What I really like about the film Pollyanna is one of the pinnacle scenes, which sadly I only vaguely remember how it goes. In it she is speaking with the town's minister. I don't know what prompts the conversation, but eventually she has him read an Abraham Lincoln quote on her locket: "When you look for the bad in mankind expecting to find it, you surely will find it." Now I don't know how true that quote is to Lincoln's original, but I think it wraps up the central theme to Pollyanna better and to a much wider extant than even her "Glad Game." Furthermore, it is a severely much-needed message for today's world! I don't know why, but people seem to have contempt for Pollyanna because she tried to see the good in every person. And I'll grant it; seeing the good in people is challenging, and it's particularly annoying when you really don't like someone. But the message on her locket wasn't demanding that people see the good in one another (although, I think that should definitely be encouraged either way). Rather, it simply says that one will find the bad in another if they go looking for it. But what if more and more of us stop seeking the faults and foibles of our neighbors? What if we stop looking at each other's short-comings? In at least one of the Eucharistic prayers (not sure which one though) we beg God, "look not on our sins, but on the faith of you Church." If we so implore God to look away from our own sins, should we who are sinners not return the favor to our fellow imperfect brothers and sisters? And if we do find the bad in people, what then do we do with them?
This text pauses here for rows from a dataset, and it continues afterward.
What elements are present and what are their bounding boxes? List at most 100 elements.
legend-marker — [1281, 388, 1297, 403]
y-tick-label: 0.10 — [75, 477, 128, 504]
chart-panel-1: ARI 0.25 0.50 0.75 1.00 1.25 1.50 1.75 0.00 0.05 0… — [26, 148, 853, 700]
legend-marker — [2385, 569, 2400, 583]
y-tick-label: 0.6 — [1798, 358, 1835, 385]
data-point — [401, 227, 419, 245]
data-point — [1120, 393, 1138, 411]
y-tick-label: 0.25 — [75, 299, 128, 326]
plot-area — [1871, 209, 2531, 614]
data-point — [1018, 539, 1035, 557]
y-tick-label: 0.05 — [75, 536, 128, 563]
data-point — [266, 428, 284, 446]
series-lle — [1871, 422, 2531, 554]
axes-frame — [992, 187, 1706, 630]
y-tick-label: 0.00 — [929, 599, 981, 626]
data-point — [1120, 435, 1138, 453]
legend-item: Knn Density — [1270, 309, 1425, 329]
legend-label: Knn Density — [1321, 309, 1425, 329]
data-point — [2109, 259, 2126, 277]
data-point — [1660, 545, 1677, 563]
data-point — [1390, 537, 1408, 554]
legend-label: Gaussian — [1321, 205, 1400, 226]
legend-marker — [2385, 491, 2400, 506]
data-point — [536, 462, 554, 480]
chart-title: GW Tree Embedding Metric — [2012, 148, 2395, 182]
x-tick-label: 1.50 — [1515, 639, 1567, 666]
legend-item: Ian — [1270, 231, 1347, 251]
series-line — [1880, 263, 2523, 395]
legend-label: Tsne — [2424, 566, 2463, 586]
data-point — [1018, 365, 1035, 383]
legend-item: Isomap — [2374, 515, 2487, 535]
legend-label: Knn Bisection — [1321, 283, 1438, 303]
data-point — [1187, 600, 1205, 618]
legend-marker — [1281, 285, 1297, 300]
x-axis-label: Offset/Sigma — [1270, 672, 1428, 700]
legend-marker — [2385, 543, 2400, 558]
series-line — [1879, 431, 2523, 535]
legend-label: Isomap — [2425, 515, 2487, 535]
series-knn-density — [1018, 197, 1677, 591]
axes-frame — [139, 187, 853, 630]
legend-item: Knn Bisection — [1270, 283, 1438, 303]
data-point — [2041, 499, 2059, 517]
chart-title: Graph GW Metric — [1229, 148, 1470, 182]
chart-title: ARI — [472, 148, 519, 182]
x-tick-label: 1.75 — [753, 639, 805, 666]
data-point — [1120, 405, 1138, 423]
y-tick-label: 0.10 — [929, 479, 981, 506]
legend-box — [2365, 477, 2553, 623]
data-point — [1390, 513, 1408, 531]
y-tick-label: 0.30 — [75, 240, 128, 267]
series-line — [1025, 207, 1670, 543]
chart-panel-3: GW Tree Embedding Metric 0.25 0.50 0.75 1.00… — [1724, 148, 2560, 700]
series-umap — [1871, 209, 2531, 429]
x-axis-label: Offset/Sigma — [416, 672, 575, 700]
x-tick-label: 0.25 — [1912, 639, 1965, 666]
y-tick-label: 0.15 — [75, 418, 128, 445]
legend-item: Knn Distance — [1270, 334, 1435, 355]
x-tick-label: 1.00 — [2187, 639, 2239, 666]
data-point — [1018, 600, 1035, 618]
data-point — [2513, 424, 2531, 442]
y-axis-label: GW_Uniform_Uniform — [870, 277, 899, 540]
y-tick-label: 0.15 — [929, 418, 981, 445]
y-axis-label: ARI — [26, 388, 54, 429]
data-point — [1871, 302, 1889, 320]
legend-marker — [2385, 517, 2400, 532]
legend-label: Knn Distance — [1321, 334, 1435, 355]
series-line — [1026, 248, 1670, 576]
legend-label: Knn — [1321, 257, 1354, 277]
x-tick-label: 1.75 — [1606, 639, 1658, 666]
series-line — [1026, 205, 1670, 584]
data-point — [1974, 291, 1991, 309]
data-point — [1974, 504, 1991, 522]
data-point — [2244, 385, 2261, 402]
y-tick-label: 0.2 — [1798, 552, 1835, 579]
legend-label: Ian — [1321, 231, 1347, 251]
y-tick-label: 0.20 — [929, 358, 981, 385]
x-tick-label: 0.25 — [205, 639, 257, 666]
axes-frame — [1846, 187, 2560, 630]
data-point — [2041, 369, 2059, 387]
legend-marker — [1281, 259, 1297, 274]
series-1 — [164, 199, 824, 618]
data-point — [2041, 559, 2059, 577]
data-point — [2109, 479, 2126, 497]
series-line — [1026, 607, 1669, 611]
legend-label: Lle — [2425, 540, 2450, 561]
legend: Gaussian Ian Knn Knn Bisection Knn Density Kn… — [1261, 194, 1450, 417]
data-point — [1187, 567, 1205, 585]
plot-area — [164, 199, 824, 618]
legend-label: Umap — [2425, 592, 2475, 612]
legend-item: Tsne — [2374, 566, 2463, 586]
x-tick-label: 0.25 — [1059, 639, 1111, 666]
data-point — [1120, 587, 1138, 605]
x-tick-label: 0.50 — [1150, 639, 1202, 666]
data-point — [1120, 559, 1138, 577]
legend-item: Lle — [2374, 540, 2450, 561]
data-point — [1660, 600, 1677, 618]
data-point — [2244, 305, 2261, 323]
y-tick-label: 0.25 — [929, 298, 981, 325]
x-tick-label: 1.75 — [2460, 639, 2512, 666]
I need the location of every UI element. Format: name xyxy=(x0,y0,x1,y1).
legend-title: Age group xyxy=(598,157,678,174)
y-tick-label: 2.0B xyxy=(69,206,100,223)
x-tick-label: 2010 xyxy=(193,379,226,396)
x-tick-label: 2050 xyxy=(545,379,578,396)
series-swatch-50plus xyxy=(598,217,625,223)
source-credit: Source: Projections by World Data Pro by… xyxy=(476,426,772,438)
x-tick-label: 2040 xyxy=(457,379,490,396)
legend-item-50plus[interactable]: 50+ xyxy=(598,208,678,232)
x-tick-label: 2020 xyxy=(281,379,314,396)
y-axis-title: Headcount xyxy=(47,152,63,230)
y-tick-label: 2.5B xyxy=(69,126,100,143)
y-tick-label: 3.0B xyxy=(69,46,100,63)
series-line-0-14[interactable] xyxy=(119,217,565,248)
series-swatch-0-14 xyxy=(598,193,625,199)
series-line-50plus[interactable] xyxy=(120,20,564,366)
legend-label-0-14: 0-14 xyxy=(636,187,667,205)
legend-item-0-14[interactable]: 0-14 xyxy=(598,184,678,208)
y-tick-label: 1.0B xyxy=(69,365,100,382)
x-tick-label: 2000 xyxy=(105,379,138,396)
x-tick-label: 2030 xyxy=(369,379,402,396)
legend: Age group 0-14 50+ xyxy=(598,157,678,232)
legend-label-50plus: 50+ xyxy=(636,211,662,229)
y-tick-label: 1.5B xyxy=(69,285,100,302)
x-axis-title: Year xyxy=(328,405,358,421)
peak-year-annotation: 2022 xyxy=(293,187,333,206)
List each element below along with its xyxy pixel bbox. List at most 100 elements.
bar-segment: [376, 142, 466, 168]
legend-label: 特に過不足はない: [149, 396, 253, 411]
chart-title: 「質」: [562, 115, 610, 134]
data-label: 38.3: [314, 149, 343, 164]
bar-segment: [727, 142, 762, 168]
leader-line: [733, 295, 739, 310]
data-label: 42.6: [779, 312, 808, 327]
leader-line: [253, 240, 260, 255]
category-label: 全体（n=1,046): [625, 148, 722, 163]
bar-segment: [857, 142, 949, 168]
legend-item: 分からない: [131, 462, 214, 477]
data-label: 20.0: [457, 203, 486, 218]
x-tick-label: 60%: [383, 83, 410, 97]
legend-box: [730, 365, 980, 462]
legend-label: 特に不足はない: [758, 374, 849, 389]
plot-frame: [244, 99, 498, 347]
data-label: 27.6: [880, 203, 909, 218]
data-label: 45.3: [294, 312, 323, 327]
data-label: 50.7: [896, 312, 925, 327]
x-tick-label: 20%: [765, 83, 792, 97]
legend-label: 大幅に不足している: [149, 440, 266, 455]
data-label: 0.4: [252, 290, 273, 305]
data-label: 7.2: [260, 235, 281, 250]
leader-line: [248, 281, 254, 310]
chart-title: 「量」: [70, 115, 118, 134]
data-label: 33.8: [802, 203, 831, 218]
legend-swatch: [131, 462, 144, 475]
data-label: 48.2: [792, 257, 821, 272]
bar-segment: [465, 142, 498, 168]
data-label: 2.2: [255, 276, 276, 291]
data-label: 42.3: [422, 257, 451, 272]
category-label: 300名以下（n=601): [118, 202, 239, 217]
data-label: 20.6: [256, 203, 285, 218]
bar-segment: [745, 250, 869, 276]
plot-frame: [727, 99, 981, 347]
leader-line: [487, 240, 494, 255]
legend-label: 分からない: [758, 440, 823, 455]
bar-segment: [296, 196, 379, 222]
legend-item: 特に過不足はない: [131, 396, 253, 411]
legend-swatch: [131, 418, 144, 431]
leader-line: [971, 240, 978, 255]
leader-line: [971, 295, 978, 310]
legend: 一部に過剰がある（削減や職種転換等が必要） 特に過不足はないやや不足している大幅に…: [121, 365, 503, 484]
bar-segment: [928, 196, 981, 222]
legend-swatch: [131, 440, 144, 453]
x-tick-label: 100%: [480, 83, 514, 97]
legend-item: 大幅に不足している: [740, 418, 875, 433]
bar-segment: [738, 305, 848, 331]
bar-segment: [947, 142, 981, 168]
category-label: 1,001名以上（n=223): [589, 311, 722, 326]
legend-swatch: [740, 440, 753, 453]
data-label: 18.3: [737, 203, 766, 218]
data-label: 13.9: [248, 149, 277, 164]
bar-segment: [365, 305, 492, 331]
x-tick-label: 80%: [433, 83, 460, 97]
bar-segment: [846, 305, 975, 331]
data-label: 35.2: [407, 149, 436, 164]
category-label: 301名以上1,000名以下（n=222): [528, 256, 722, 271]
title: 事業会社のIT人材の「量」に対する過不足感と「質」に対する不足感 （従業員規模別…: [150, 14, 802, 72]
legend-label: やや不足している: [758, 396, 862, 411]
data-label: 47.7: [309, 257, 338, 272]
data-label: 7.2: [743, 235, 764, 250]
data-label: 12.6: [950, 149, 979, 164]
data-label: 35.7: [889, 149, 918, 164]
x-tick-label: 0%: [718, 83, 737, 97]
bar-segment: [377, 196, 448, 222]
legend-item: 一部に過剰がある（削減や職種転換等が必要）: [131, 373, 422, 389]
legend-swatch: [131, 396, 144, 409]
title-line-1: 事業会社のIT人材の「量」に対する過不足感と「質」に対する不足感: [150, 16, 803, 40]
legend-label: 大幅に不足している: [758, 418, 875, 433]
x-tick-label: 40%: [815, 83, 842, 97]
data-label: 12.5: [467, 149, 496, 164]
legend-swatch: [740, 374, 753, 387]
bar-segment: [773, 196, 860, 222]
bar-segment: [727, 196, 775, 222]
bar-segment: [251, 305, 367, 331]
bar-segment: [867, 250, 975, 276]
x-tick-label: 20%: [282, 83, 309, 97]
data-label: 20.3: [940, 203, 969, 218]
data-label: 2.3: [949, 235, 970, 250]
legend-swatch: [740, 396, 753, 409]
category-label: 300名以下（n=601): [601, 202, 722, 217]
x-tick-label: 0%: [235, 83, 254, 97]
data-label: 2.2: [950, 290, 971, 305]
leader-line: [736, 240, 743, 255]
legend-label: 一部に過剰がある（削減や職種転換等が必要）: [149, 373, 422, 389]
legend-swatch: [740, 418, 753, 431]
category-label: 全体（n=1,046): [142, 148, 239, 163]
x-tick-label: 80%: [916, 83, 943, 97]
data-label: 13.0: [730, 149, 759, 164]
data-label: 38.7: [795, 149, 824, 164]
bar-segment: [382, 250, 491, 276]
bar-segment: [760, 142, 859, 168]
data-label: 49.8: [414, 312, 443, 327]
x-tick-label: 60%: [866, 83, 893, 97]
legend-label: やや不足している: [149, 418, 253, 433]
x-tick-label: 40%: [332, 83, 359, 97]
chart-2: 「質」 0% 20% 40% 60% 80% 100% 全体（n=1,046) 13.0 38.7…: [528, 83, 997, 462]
Talk about them? Deride them? Make them pay? Shoot them? Love them? Forgive them?

Suffice it to say, I fight a hard battle in defense of Pollyanna. I may be accused of being Pollyannaish myself (a word so incorporated into our usage, spellchecker didn't even underline it). I may be guilty of using that girl's name to discredit someone or an ideology. But in the end, I firmly believe there is much to be gleaned from the wisdom of her character. All to often we can fall prey to cynicism and sarcasm. One might find that despair garners more attention than hope or that happiness should be dismissed altogether because it is fleeting. And it is true that happiness - or gladness for that matter - does not last forever, and it is not sustaining. But a world not characterized by a sense of gratitude, hopefulness, and love is one held captive by dark and heavy chains - chains, which I believe, may perhaps be unlocked by the example of a cheerful, poor child.